La demande de justice sociale post-conflictuelle est de nature plus politique que juridique ou judiciaire. Dès lors, on peut mentionner rapidement quelques exemples d’initiatives visant à améliorer l’accès des femmes à la justice, au sens large du terme. On ne s’appesantira pas sur la justice transitionnelle, inépuisable laboratoire d’innovations comme en Colombie, où le rapport final de la Commission vérité réconciliation en 2022 a dédié un chapitre entier aux violences de genre. Le Prix Nobel de la paix attribué à Denis Mukwege et Nadia Murad en 2018 a, quant à lui, eu un impact déterminant sur la structuration de la société civile : ils ont créé le Global Survivors Fund, qui œuvre à fournir des « réparations intérimaires » et à accompagner les Etats dans la mise en place de programmes administratifs de réparations. Il a aussi mené à l’adoption du « Code Murad » sur la documentation des violations, et contribué à renforcer le réseau de femmes survivantes Sema, mettant aussi en lumière l’insuffisante participation des femmes dans les négociations et institutions de paix et de justice post-conflictuelle. Les initiatives de réseaux féminins se traduisent aussi par l’implication dans la création et la composition de « tribunaux citoyens » tels que le « Tribunal international des femmes sur les crimes de guerre et l’esclavage sexuel de l’armée japonaise » en 2000 (généralement insuffisamment étudiés par le milieu académique), inspirés du très masculin tribunal Russell-Sartre (exception faite de la présence de certaines comme Simone de Beauvoir et Gisèle Halimi).
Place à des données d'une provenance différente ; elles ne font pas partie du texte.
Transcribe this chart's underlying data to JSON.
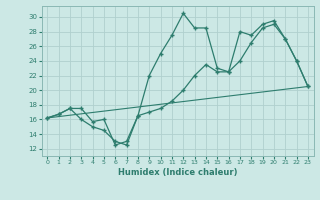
{
  "xlabel": "Humidex (Indice chaleur)",
  "xlim": [
    -0.5,
    23.5
  ],
  "ylim": [
    11,
    31.5
  ],
  "xticks": [
    0,
    1,
    2,
    3,
    4,
    5,
    6,
    7,
    8,
    9,
    10,
    11,
    12,
    13,
    14,
    15,
    16,
    17,
    18,
    19,
    20,
    21,
    22,
    23
  ],
  "yticks": [
    12,
    14,
    16,
    18,
    20,
    22,
    24,
    26,
    28,
    30
  ],
  "bg_color": "#cce8e5",
  "line_color": "#2e7d6e",
  "grid_color": "#b0d0ce",
  "line1_x": [
    0,
    1,
    2,
    3,
    4,
    5,
    6,
    7,
    8,
    9,
    10,
    11,
    12,
    13,
    14,
    15,
    16,
    17,
    18,
    19,
    20,
    21,
    22,
    23
  ],
  "line1_y": [
    16.2,
    16.7,
    17.5,
    17.5,
    15.7,
    16.0,
    12.5,
    13.0,
    16.5,
    22.0,
    25.0,
    27.5,
    30.5,
    28.5,
    28.5,
    23.0,
    22.5,
    28.0,
    27.5,
    29.0,
    29.5,
    27.0,
    24.0,
    20.5
  ],
  "line2_x": [
    0,
    1,
    2,
    3,
    4,
    5,
    6,
    7,
    8,
    9,
    10,
    11,
    12,
    13,
    14,
    15,
    16,
    17,
    18,
    19,
    20,
    21,
    22,
    23
  ],
  "line2_y": [
    16.2,
    16.7,
    17.5,
    16.0,
    15.0,
    14.5,
    13.0,
    12.5,
    16.5,
    17.0,
    17.5,
    18.5,
    20.0,
    22.0,
    23.5,
    22.5,
    22.5,
    24.0,
    26.5,
    28.5,
    29.0,
    27.0,
    24.0,
    20.5
  ],
  "line3_x": [
    0,
    23
  ],
  "line3_y": [
    16.2,
    20.5
  ]
}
Enfin, on pourrait arguer que l’octroi du statut de réfugié peut constituer une mesure de réparation transformative pour les victimes de persécutions de genre. Compensation demandée à la communauté internationale par Nadia Murad pour les yezidis à la cérémonie d’Oslo, le droit d’asile est ainsi mentionné dans la résolution 2467 adoptée au Conseil de sécurité en présence des deux co-lauréats. Ici, des progrès sensibles ont également été effectués en Europe, pour considérer que les femmes sont victimes de persécution du seul fait qu’elles sont femmes : la CJUE avait opté en grande chambre en janvier 2024 pour la reconnaissance du groupe social des femmes afghanes, la CNDA lui emboitant le pas : elle a jugé en 2024 et 2025 que les femmes constituaient actuellement, dans leur ensemble, un groupe social en Afghanistan, en Iran et en Somalie…mais pas en RDC.
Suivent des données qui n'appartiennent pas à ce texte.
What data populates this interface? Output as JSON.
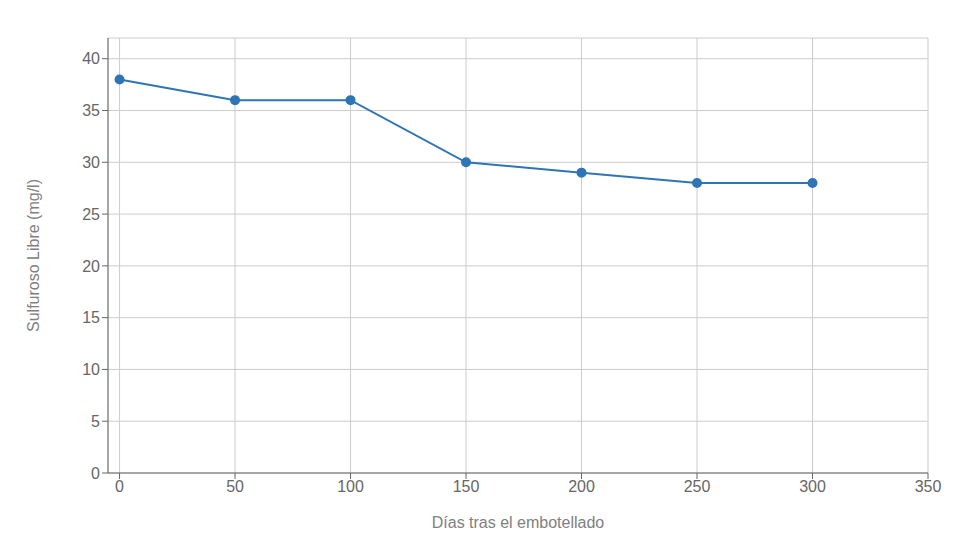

Chaque année en octobre depuis la résolution 1325 de 2000, le Conseil de sécurité se réunit (en assemblée exceptionnellement féminisée pour l’occasion) pour discuter de l’agenda « femmes, paix et sécurité ». Une lutte sourde s’y engage, entre les Etats œuvrant surtout pour le droit des femmes à la maternité dans un langage typiquement diplomatique (la Russie en 2024 priorisait «la protection de la famille et la santé de la mère et de l’enfant ») et ceux tentant d’améliorer le droit des femmes à toutes les formes de justice (thématique prioritaire de ONU-femmes pour 2026). Lors de la session d’octobre 2025, le ton était désabusé mais lucide : « trop souvent, nous nous réunissons dans des salles comme celle-ci, pleins de conviction et de détermination, sans finalement parvenir à changer véritablement la vie des femmes », disait Antonio Gutteres.